I’m a Canadian and I use Netflix. Does that make me any less of a Canadian? What if I prefer American to Canadian content?
In a recent battle between Netflix and the CRTC, Netflix won. This should come as no surprise. Netflix has revolutionized the way in which online streaming operates. Its popularity and appeal reaches the homes of an estimated 6 million Canadians, yet this cannot be confirmed since Netflix refuses to publish its viewership information. However, while it definitely facilitates the accessibility of television and film content, it disproportionately and unilaterally does so for American content only. This could pose a threat through the declining interest in Canadian content. It is for this very reason that the CRTC was imposing for stricter regulations and demanded to access viewership details, yet they never got those numbers.
The CRTC is striving to protect and enshrine Canadian values and culture through the promotion of specific content. Yet, it would appear as though their efforts in rigid broadcasting regulations are becoming both fruitless and irrelevant. The reason for this fruitlessness and irrelevancy is not so much because their efforts are misguided but more because these is a sense of apathy towards the cause on behalf of the public. The CRTC wants to make sure there is no deviation from their broadcasting regulation, as a means of promoting Canadian culture. Yet, Canadians are opting for and preferring American shows and movies; proposing stricter regulations is not going to change their preference. Netflix has created a zero-sum arena in which Canadian broadcasting suffers and American production prospers. Governments ought to preserve their unique culture. However, the extent to which they can do so, without limiting and infringing upon freedom of their people, is a fine line.
Netflix does offer its Canadian subscribers Canadian content that specifically reflects its national heritage. In fact, in a report submitted by Netflix’s director of public policy, it was stated, “Canadian content was thriving online”. It raises the question of whether the CRTC is simply taking precautionary measures or whether they feel Canadian content is actually significantly hindered.
Although the CRTC has not been satisfied with the recent outcome, perhaps it can look forward to the new alternative that will be offered to Canadians. Netflix has been available in Canada since 2010 and for the past four years it has remained unrivalled. In early November of this year, Rogers Communications Inc. and Shaw Communications Inc. will launch Shomi, with the prospect of dethroning Netflix in the Canadian online streaming market. Shomi promises a 30% dedication to Canadian content, and it is no surprise that the CRTC favourably encourages the development of this alternative. Yet it remains uncertain whether or not Shomi will be able to eclipse the success of Netflix.

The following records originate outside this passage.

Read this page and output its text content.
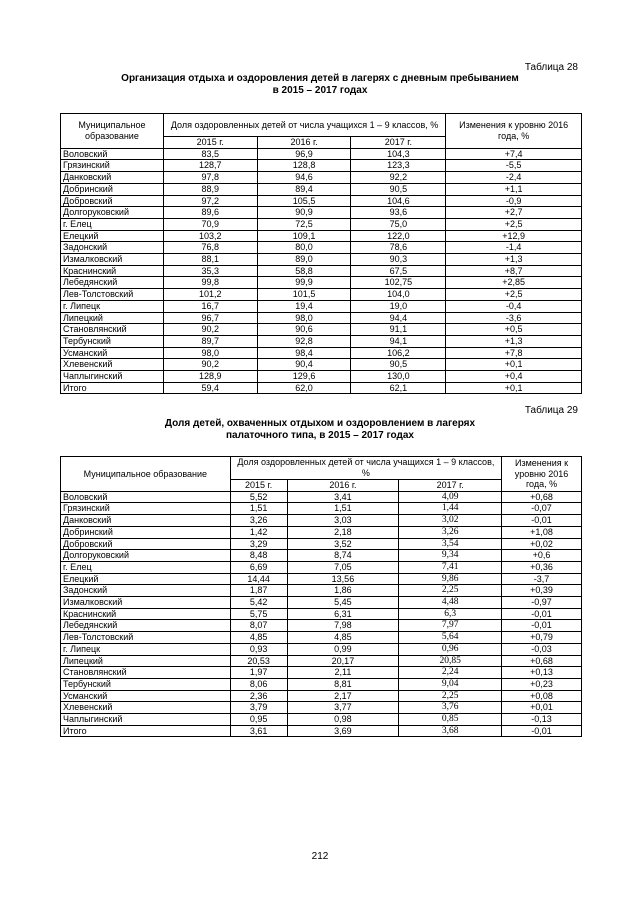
Таблица 28
Организация отдыха и оздоровления детей в лагерях с дневным пребыванием
в 2015 – 2017 годах
Муниципальное образование	Доля оздоровленных детей от числа учащихся 1 – 9 классов, %			Изменения к уровню 2016 года, %
	2015 г.	2016 г.	2017 г.	
Воловский	83,5	96,9	104,3	+7,4
Грязинский	128,7	128,8	123,3	-5,5
Данковский	97,8	94,6	92,2	-2,4
Добринский	88,9	89,4	90,5	+1,1
Добровский	97,2	105,5	104,6	-0,9
Долгоруковский	89,6	90,9	93,6	+2,7
г. Елец	70,9	72,5	75,0	+2,5
Елецкий	103,2	109,1	122,0	+12,9
Задонский	76,8	80,0	78,6	-1,4
Измалковский	88,1	89,0	90,3	+1,3
Краснинский	35,3	58,8	67,5	+8,7
Лебедянский	99,8	99,9	102,75	+2,85
Лев-Толстовский	101,2	101,5	104,0	+2,5
г. Липецк	16,7	19,4	19,0	-0,4
Липецкий	96,7	98,0	94,4	-3,6
Становлянский	90,2	90,6	91,1	+0,5
Тербунский	89,7	92,8	94,1	+1,3
Усманский	98,0	98,4	106,2	+7,8
Хлевенский	90,2	90,4	90,5	+0,1
Чаплыгинский	128,9	129,6	130,0	+0,4
Итого	59,4	62,0	62,1	+0,1
Таблица 29
Доля детей, охваченных отдыхом и оздоровлением в лагерях
палаточного типа, в 2015 – 2017 годах
Муниципальное образование	Доля оздоровленных детей от числа учащихся 1 – 9 классов, %			Изменения к уровню 2016 года, %
	2015 г.	2016 г.	2017 г.	
Воловский	5,52	3,41	4,09	+0,68
Грязинский	1,51	1,51	1,44	-0,07
Данковский	3,26	3,03	3,02	-0,01
Добринский	1,42	2,18	3,26	+1,08
Добровский	3,29	3,52	3,54	+0,02
Долгоруковский	8,48	8,74	9,34	+0,6
г. Елец	6,69	7,05	7,41	+0,36
Елецкий	14,44	13,56	9,86	-3,7
Задонский	1,87	1,86	2,25	+0,39
Измалковский	5,42	5,45	4,48	-0,97
Краснинский	5,75	6,31	6,3	-0,01
Лебедянский	8,07	7,98	7,97	-0,01
Лев-Толстовский	4,85	4,85	5,64	+0,79
г. Липецк	0,93	0,99	0,96	-0,03
Липецкий	20,53	20,17	20,85	+0,68
Становлянский	1,97	2,11	2,24	+0,13
Тербунский	8,06	8,81	9,04	+0,23
Усманский	2,36	2,17	2,25	+0,08
Хлевенский	3,79	3,77	3,76	+0,01
Чаплыгинский	0,95	0,98	0,85	-0,13
Итого	3,61	3,69	3,68	-0,01
212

Technology is constantly and rapidly evolving, which makes culture a difficult thing to safeguard. Its fragility is juxtaposed against digitalization and globalization, 2 forces that strengthen and re-affirm the notion of a centric, uniform and dominant American culture. This is something that Canadian culture is not able to neither withstand nor prevent. In fact, digitalization and globalization are not mutually exclusive; they work in tandem to strengthen the availability and speed through which information is propagated. This raises interesting issues with regards to the CRTC’s ability to impose censorship.
Media and Internet governance is an intricate and complex phenomenon, making it extremely difficult to regulate. The multiplicity of actors in play coupled with the vastness of the web make for a limitless forum. Imposing standards of control for media content does not seem like something that would be favourably looked upon in a democratic society. What happens should the CRTC choose to shutdown Netflix in Canada? It can almost be said with some certainty that many individuals would circumnavigate this barrier by opting for some technical hacks to simply change their VPN. It would simply be a superficial quick fix, rather than to tackle the root of the issue. Instead of directing their energy toward fighting time-consuming battles, perhaps the CRTC should focus on better Canadian productions. The long-term implications would appeal to the wider Canadian audience all the while compete against popular American productions. By shifting the focus toward the encouragement of Canadian production, then Canadian talent and creativity could be showcased. Values as a whole are a subjective entity. The way values are represented does not need to be so narrowly thought out and fit the pre-existing framework; anyways, it is probably out-dated. They say ‘if you cannot beat them, join them’. There is some truth to this. If there is a shift in the rhetoric and ideas around the meaning of values might prove to be more fruitful and appropriate to the rapidly evolving nature of the 21st century.